Syndactyly

Overview

Syndactyly is the most common congenital malformation of the limbs, with an incidence of 1 in 2000-3000 live births. Syndactyly can be classified as simple when it involves soft tissues only and classified as complex when it involves the bone or nail of adjacent fingers. It is a shared feature of more than 28 syndromes, including Poland, Apert, and Holt-Oram syndromes. Syndactyly is a failure of differentiation in which the fingers fail to separate into individual appendages. This separation usually occurs during the sixth and eighth weeks of embryologic development.
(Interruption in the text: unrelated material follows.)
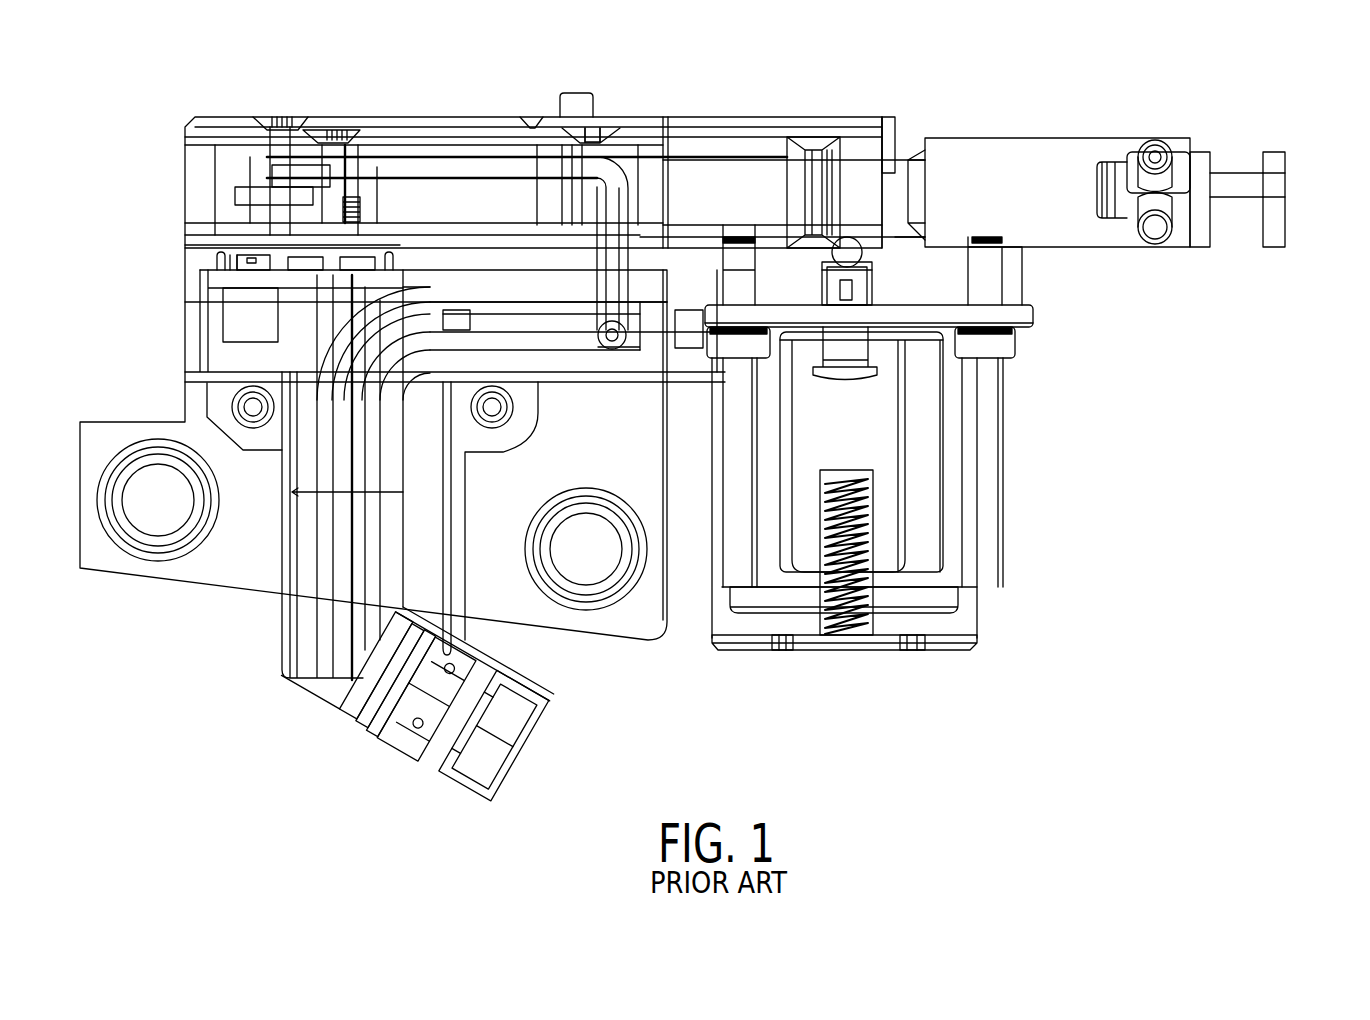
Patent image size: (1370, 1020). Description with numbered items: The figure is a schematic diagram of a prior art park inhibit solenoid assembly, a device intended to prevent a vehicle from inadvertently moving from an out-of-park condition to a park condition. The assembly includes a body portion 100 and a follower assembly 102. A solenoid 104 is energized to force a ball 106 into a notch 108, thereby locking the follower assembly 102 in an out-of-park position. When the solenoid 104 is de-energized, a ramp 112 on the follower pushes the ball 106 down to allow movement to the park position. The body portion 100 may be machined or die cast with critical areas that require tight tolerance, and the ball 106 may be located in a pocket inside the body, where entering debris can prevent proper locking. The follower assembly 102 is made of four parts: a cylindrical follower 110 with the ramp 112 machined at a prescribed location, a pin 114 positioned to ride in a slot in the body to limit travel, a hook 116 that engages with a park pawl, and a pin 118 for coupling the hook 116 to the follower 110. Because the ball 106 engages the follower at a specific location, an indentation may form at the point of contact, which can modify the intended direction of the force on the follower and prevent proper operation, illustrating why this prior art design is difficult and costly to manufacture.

The root words of the term syndactyly are derived from the Greek words syn, meaning together, and dactyly, meaning fingers or digits.

Causes

Syndactyly occurs in the womb as a detour on the road to developing one thumb and four separate fingers on the hand. In the womb, the new hand starts out in the shape of a paddle, then splits into separate fingers. Sometimes the fingers don't split apart enough, and webbed fingers result: syndactyly. Sometimes a extra split forms and extra fingers result: polydactyly. Syndactyly and polydactyly are about equally common disorders. Combinations of both can occur as well - webbed extra fingers. Why does a child have this? It is not due to anything the mother did during pregnancy - it just happens. Sometimes these problems are in the genes and can be passed down generation to generation, but many times there is simply no known explanation.

Treatment

Medical Therapy Syndactyly requires surgical intervention. Full-term infants can be scheduled for elective surgical procedures as early as 5 or 6 months of age. Surgery before this age can increase anesthetic risks. Prior to that time, there is generally no intervention necessary if there are no problems. If there is an associated paronychia (see Image 26), which can occur with complex syndactyly, the parents are given instructions to wash the child's hands thoroughly with soap and water and to apply a topical antibacterial solution or ointment. Oral antibiotics are given when indicated. Surgical Therapy The timing of surgery is variable. However, if more fingers are involved and the syndactyly is more complex, release should be performed earlier. Early release can prevent the malrotation and angulation that develops from differential growth rates of the involved fingers.